Although production of the company's new Maxus van has resumed at the Washwood Heath factory in Birmingham, hundreds of creditors will not get a penny back.
They include suppliers of components to the companies old Pilot and Convoy models which were scrapped by the company's new owners, American private equity group Sun Capital Partners.
All but £300,000 of the £19,563,363 received by the administrators was used to pay off Barclays Bank and Lloyds UDT.
The old company, LDV Limited, was put into administration on December 16 but was bought by Sun two hours later and renamed LDV Group.
The manoeuvre was a comparatively new device called a pre-packaged administration, or "pre-pack" by insolvency practitioners.
It's a controversial means of enabling a struggling company to be transferred to a new owner at high speed while leaving its liabilities behind.
The full extent of LDV's problems emerge from the report of administrators from PricewaterhouseCoopers, a copy of which The Birmingham Post has obtained.
In a covering letter to creditors dated February 7, joint administrator Mark Hopkins says that the company lost a total of more than £58 million in the 33 months from January 1, 2003 to September 30, 2005.
Much of the deficit related to the cost of designing and developing Maxus, the first all-new vehicle that LDV had to its credit since it was rescued by an MBO following the crash of the old Leyland DAF group in 1993.
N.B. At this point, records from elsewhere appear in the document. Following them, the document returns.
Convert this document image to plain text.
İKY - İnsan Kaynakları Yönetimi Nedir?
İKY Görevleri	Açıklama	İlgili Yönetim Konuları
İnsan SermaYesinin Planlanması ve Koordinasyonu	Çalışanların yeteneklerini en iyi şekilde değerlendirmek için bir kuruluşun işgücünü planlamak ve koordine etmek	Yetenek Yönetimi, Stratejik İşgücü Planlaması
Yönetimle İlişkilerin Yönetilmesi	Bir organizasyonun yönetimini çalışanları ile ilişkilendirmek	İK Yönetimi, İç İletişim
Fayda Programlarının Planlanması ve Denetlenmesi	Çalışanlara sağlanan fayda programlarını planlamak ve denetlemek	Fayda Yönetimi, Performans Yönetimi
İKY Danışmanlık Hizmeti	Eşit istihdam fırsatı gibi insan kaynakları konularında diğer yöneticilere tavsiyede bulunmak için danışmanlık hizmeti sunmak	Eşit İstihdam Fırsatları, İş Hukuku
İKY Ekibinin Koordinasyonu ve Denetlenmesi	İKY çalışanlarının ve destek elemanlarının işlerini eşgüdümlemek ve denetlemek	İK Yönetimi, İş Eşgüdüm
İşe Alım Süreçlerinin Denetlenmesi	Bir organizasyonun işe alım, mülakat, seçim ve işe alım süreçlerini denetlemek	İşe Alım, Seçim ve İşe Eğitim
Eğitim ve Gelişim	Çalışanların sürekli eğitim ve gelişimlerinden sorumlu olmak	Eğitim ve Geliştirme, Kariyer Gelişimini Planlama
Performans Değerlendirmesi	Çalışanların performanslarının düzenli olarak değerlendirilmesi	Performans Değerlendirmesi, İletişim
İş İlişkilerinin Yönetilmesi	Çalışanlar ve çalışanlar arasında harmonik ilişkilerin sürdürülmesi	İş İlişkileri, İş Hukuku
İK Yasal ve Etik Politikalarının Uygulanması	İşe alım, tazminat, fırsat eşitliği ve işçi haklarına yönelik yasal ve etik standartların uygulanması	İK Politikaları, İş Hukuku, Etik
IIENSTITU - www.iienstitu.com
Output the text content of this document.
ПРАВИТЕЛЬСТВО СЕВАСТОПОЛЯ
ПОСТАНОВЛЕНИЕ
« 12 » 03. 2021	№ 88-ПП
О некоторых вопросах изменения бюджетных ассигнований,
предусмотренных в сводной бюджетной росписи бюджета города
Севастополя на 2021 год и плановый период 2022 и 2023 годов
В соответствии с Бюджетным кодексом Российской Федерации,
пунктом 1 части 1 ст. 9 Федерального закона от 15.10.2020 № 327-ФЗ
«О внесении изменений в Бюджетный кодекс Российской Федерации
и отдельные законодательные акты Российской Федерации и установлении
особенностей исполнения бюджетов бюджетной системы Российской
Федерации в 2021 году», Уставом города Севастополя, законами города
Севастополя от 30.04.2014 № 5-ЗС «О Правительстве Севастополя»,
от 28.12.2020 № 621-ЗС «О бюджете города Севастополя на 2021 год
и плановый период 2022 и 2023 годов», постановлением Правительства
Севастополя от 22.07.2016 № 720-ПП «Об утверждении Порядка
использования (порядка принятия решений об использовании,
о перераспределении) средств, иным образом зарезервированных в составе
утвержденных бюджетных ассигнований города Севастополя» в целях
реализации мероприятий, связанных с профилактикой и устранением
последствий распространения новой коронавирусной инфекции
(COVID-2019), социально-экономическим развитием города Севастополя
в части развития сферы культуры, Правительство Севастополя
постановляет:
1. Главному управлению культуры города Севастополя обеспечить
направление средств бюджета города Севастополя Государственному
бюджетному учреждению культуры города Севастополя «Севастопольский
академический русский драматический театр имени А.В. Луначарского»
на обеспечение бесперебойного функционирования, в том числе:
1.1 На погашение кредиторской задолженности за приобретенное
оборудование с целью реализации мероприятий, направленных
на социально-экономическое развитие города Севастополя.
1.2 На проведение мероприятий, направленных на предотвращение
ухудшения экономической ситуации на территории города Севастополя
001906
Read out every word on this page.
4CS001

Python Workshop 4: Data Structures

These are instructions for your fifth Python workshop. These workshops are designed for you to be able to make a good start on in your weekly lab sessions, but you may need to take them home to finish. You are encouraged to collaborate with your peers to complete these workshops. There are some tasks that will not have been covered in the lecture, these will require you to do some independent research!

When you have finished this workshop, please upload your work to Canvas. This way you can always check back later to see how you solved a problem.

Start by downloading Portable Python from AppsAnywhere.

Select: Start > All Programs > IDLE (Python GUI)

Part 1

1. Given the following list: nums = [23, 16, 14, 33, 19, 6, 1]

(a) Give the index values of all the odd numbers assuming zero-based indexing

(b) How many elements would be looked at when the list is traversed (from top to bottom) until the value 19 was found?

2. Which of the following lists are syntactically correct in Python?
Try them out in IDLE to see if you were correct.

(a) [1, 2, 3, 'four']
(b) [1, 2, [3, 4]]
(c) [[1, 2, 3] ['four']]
"During late 2005, LDV's losses manifested themselves in a cash shortage and creditor pressure," the letter said.
With the threat of winding up petitions from creditors growing, it became apparent the company was insolvent a nd unable to meet its liabilities.
Existing shareholders included the venture capital group 3i which had supported an earlier refinancing of the company, without additional partners coming on board.
Sun, which had been approached in November, said it was willing only to form a company to buy the LDV assets out of insolvency.
"The scale of the liabilities and difficulties likely to be encountered in recommencing production made the possibility of continuing to trade with a view to restructuring LDV or being able to seek out other potential buyers unlikely," Mr Hopkins went on to say.
It is believed that some £24 million of taxpayers' money put into LDV by the Department of Trade and Industry to support develop-ment of the Maxus has been written off.
In addition, the Pensions Protection Fund is being asked to take responsibility for the company's final salary pension scheme, which had an estimated deficit of £22 million.
The crash has resulted in more than 200 manufacturing and executive staff, including chief executive Allan Amey, losing their jobs.
The new company has paid off suppliers of components for the Maxus, which is now being produced at the rate of about 200 week.
"They are paying on time, and paying well," one said.